Saturday, October 17, 2009

Ari


Man, I can't tell you how glad I am to have my car back. It feels sooooo goooood.



So, anyway, I decided to go and turn in my story for school, right, and turns out my Simlish teacher made me write it so she could put me in the school literary club. I was, like, oh, great, I get to hang around with the geeks. But she tells me that Aunt Margaret (who's only, like, Sunset Valley's most successful novelist ever) was in the writing club, as well as my father before he left school. "With those kinds of credentials," she tells me, "you should be a shoo-in." She didn't care if the story was any good (IMO it's crap); all she cared about was that she had a Plumb in her club.
"What if I can't write worth a crap?" I protested.
"I've seen your essays, Savannah Plumb," she said. "You can write."


At the literary club meeting I met this girl, Ari Moore. She'd just moved to Sunset Valley from Riverview, and the teacher matched us up so she could catch up on our Simlish assignments. Apparently the schools in Riverview aren't as good as here (no offense).



So I rode cross town to Ari's place in the dinky yellow school bus. While we were on the bus we talked some more: her real full name is Ariana Southerland Moore, she's a junior (like me), her parents were killed in some accident so she's staying in the old McIrish place on Oak Grove, across the street from the Paines, with a family friend named Cherry (I'm not kidding) Kanto.


"You comin' or not?" she asked brusquely. "You followed me here, not the other way around." I told her I was, I couldn't walk that fast in these heels, and it's not every day I come to this part of town, even though the Paines, old family friends of ours that date back to my grandma, live here.
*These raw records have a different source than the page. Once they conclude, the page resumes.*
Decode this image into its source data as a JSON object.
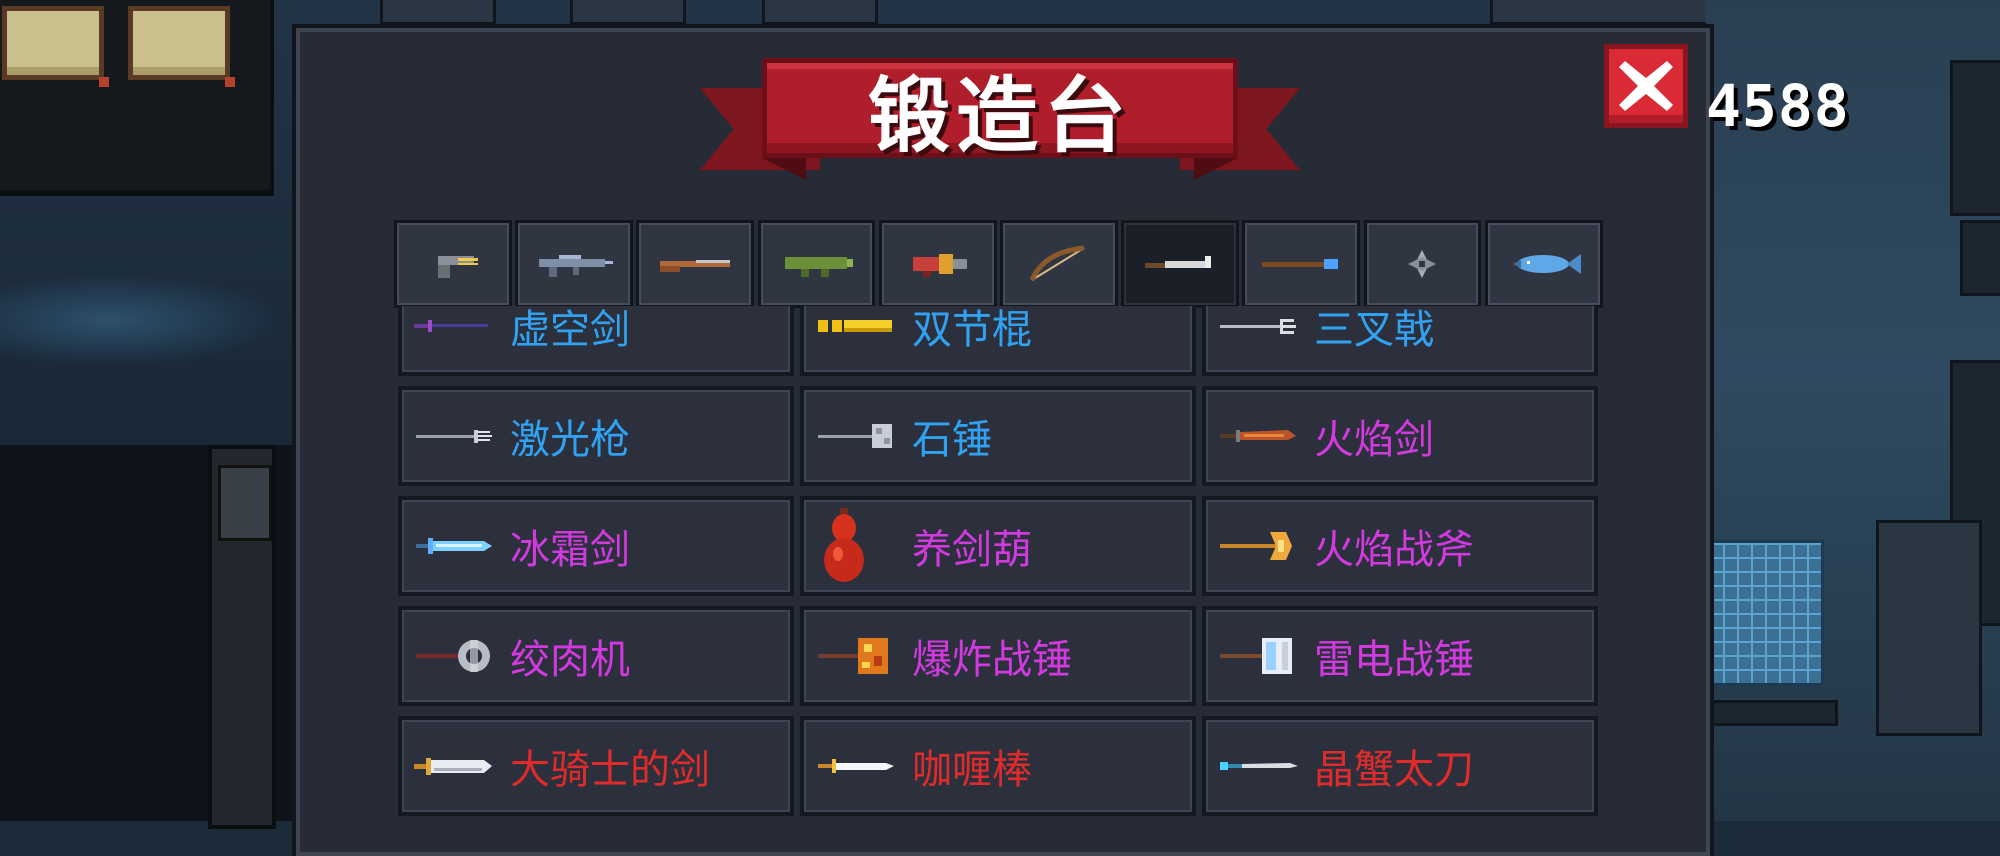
{
  "title": "锻造台",
  "coins": "4588",
  "colors": {
    "common": "#31a2f2",
    "rare": "#d23ae0",
    "epic": "#e02b2b",
    "banner": "#b01e2c"
  },
  "tabs": [
    {
      "icon": "pistol-icon"
    },
    {
      "icon": "rifle-icon"
    },
    {
      "icon": "shotgun-icon"
    },
    {
      "icon": "rocket-launcher-icon"
    },
    {
      "icon": "flame-cannon-icon"
    },
    {
      "icon": "bow-icon"
    },
    {
      "icon": "blade-icon",
      "active": true
    },
    {
      "icon": "staff-icon"
    },
    {
      "icon": "shuriken-icon"
    },
    {
      "icon": "fish-icon"
    }
  ],
  "weapons": [
    {
      "name": "虚空剑",
      "rarity": "common",
      "icon": "void-sword-icon"
    },
    {
      "name": "双节棍",
      "rarity": "common",
      "icon": "nunchaku-icon"
    },
    {
      "name": "三叉戟",
      "rarity": "common",
      "icon": "trident-icon"
    },
    {
      "name": "激光枪",
      "rarity": "common",
      "icon": "laser-spear-icon"
    },
    {
      "name": "石锤",
      "rarity": "common",
      "icon": "stone-hammer-icon"
    },
    {
      "name": "火焰剑",
      "rarity": "rare",
      "icon": "flame-sword-icon"
    },
    {
      "name": "冰霜剑",
      "rarity": "rare",
      "icon": "frost-sword-icon"
    },
    {
      "name": "养剑葫",
      "rarity": "rare",
      "icon": "gourd-icon"
    },
    {
      "name": "火焰战斧",
      "rarity": "rare",
      "icon": "flame-axe-icon"
    },
    {
      "name": "绞肉机",
      "rarity": "rare",
      "icon": "meat-grinder-icon"
    },
    {
      "name": "爆炸战锤",
      "rarity": "rare",
      "icon": "explosive-hammer-icon"
    },
    {
      "name": "雷电战锤",
      "rarity": "rare",
      "icon": "thunder-hammer-icon"
    },
    {
      "name": "大骑士的剑",
      "rarity": "epic",
      "icon": "knight-sword-icon"
    },
    {
      "name": "咖喱棒",
      "rarity": "epic",
      "icon": "excalibur-icon"
    },
    {
      "name": "晶蟹太刀",
      "rarity": "epic",
      "icon": "crab-katana-icon"
    }
  ]
}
I recognized an easel and a guitar and a chess board; either those belonged to Ari or they were for the previous owners. "Wha'd you say your name was?"
"Savannah Rachel Plumb." I was careful to enunciate 'Rachel' as 'ruh-shell' and not the typical Rachel. "My mother's idea, I'm afraid."
"Cute," Ari said. Everything on her was black -- her lipstick, her hair, her sweater, even her hat. The only spot of color on her was her ripped jeans. "Say, you're not related to the author Meg Plumb, are you?"
It hit me that Ari's "Meg" was actually Aunt Margaret. She'd kill any of us if we called her anything other than Margaret, but for some reason my dad seems to be able to get away with calling her Maggie. I knew my parents were famous, but this was the first time I realized Aunt Margaret was probably as famous as they are. I mean, I knew she wrote books, and I knew she wrote a lot of them. "Um, yeah," I squealed, "she's my aunt!"


"Meg Plumb is your aunt?!?" The ground-bound Ari leapt for joy. "My god, she's a literary genius! I've read all of her books at least once. I love her Moon Colony series. I keep a copy of the first Moon Colony book right next to my bed. I've read all of them, but that one was my favorite."
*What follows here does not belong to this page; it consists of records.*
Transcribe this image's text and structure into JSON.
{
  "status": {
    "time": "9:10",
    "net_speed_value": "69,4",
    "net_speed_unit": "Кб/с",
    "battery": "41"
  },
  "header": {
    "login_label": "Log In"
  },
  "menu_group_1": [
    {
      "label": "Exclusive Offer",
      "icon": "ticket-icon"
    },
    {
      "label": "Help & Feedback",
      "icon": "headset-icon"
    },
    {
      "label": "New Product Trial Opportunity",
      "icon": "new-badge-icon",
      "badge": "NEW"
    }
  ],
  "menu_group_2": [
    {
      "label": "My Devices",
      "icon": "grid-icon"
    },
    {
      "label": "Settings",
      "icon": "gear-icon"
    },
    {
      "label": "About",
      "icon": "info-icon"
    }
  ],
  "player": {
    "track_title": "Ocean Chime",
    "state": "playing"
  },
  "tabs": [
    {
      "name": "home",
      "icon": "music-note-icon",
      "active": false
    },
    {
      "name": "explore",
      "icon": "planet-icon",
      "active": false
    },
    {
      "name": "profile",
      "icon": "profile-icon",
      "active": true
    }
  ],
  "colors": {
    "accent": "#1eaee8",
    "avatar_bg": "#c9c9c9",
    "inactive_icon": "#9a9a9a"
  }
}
Now she had me curious. "Why?" I asked her.

"I love the main character, Syna (pronounced like "Sheena") DeLorean. At first she starts out like your typical spoiled princess, 'cause she's the daughter of the NASA chief, but when she's thrust on the mission and things start happening to her and the crew on the colony, ya know, she -- she gets a backbone. She takes charge of the mission, tapping into a strength she didn't know she had."

Hmm, gonna have to ask Aunt Margaret about that one.